図6 a 乳がん組織を摘出し、AFM測定を行う。b正常組織(上)、良性組織(中)、悪性組織(下)のヤング率分布と染色画像。[18]

 細胞集団や生体組織の系において、高精度な力学的がん細胞診断を実現するためには、ヤング率以外の力学量も考慮した多角的な力学診断技術の開発が必要になる。細胞レオロジーは少なくとも3つの力学量で表現されるため[5]、細胞レオロジーによるがん診断はその候補の1つである。細胞パターニング技術やマイクロ流路技術とAFM計測技術との融合により細胞診断の高速化技術も加速するであろう。近年、細胞表面の吸着力の測定[19]の高速化・高分解能化が実現されているが[20]、がん細胞診断においてもこれら吸着力測定技術は重要になろう。

7.単一細胞から生体組織へ

 生物学分野において、細胞力学に関する研究は、単一細胞から生体組織の高次な生体システムの理解へと急速に拡大している。組織形態形成や初期胚の構造形成が、細胞内・細胞間の力学的相互作用と密接に関係していることが明らかになってきたからである[21]。このような大きなスケールの生体組織の力学物性の研究には、(1)組織の弾性率を細胞内分解能で計測すること、(2)細胞間の力学相互作用を直接計測することが重要となる。(1)に関しては、数100μmからmm・cmスケールの生きた組織を長時間計測可能なSPM装置の開発が必要である。このような計測により、細胞間力学コミュニケーションに関する詳細な知見が得られるであろう。(2)に関しては、細胞間フォーススペクトルスコピー法[22]も有用な手法の1つであろう(図7)。

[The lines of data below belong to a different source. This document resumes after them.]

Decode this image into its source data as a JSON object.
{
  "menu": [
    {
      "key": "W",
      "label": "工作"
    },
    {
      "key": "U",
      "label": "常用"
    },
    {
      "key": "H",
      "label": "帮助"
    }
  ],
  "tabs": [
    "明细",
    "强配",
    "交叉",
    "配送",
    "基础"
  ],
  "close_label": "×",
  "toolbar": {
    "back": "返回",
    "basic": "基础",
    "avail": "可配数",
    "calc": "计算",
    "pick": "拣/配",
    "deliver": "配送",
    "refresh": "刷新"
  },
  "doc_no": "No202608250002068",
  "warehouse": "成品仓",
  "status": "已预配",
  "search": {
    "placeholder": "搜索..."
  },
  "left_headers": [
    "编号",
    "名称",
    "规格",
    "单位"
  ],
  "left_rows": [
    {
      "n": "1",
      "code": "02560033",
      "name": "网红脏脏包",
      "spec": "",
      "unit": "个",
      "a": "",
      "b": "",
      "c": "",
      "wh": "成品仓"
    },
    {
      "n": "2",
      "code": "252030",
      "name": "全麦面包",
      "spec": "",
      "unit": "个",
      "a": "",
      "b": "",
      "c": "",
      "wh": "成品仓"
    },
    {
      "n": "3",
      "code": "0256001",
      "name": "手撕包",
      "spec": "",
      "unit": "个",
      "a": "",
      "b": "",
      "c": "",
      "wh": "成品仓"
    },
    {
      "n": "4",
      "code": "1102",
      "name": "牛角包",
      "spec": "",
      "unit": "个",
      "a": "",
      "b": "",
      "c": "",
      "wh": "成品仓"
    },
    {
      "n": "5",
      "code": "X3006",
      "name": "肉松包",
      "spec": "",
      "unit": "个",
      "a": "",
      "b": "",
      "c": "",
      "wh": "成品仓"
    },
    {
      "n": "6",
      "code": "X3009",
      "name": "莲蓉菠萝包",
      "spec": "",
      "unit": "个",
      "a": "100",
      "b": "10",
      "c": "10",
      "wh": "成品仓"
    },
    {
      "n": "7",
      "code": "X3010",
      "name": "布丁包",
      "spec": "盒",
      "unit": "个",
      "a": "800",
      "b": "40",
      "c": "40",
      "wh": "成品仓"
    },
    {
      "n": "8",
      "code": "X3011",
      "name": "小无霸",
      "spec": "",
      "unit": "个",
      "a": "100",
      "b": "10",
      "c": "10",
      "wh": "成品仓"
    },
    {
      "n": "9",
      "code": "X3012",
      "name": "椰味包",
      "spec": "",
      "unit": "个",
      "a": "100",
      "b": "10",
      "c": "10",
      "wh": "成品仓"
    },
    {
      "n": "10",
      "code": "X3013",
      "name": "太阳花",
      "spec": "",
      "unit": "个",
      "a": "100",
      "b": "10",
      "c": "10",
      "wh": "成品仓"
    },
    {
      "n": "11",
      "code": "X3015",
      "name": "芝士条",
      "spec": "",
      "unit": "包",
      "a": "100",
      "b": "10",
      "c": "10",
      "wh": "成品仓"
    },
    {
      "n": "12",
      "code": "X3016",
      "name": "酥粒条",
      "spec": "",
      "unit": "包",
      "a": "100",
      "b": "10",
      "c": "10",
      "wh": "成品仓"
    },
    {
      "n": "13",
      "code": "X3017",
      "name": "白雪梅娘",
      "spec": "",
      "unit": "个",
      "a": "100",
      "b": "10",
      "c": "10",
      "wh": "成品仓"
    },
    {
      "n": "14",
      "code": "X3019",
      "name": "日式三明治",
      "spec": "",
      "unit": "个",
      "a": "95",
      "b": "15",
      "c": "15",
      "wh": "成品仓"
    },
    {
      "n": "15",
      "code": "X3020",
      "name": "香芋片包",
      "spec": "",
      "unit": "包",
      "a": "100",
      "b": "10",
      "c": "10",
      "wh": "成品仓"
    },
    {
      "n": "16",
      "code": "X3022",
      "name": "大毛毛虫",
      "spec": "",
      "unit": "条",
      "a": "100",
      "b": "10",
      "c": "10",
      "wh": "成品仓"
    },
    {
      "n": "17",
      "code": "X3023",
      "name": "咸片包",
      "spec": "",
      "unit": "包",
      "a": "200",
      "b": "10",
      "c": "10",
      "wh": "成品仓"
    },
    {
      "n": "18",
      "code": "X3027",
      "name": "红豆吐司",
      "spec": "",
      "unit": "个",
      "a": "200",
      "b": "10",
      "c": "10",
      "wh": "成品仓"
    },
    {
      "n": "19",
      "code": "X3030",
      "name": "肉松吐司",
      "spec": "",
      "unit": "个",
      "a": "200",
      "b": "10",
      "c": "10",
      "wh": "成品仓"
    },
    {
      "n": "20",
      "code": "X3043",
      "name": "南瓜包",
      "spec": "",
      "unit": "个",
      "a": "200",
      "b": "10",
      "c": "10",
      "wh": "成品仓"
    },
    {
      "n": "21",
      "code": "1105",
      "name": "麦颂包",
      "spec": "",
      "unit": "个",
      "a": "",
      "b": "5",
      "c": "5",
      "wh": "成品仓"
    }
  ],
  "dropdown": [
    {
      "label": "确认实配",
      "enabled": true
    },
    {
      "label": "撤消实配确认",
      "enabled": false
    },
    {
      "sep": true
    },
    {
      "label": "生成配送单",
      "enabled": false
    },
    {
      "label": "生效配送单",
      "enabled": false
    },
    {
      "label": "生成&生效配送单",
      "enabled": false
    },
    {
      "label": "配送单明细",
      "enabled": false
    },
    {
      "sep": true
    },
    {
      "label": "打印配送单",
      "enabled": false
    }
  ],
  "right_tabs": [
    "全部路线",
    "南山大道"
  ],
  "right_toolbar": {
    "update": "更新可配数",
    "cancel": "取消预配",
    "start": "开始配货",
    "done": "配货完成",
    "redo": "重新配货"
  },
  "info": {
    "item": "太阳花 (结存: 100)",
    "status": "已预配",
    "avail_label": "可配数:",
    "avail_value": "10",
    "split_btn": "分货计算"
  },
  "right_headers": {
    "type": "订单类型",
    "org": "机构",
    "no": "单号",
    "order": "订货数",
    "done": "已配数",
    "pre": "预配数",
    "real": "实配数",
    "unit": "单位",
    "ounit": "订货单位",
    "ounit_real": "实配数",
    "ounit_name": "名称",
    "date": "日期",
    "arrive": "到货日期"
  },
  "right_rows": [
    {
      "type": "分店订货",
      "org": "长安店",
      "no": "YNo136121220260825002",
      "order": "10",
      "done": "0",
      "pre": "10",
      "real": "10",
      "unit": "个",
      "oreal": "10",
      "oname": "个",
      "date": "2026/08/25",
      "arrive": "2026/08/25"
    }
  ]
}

図7 細胞間フォーススペクトルスコピーの模式図[22]
細胞間フォーススペクトルスコピー法は、AFMカンチレバーに1個の細胞を接着させて、その細胞とサンプル細胞との間の接着力を測定することができ、受精卵の内胚葉、中胚葉、外胚葉を構成する細胞の細胞間接着力の計測などに利用されている[23]

 細胞間フォーススペクトルスコピー法は、カンチレバーに細胞を接着させる操作が煩雑である。この問題を解決する方法として、複数のカンチレバーを用いて細胞をマニピュレーションし細胞間接着力を測定する手法も提案されている[24]。今後、生理条件下の生体組織計測に適した多探針技術の発展が期待される。また、AFMと蛍光観察から細胞間に働く力を算出する手法も提案されている[25]。AFM力学計測に超解像光学顕微鏡や光刺激法を組み合わせた複合技術は、細胞・組織の力学構造や力学応答の理解に欠かせないものになるであろう。今後、AFMによる細胞集団・組織の力学物性の詳細が解明され、組織・臓器の作製に関する再生医療の産業応用に大きなインパクトを与えるであろう。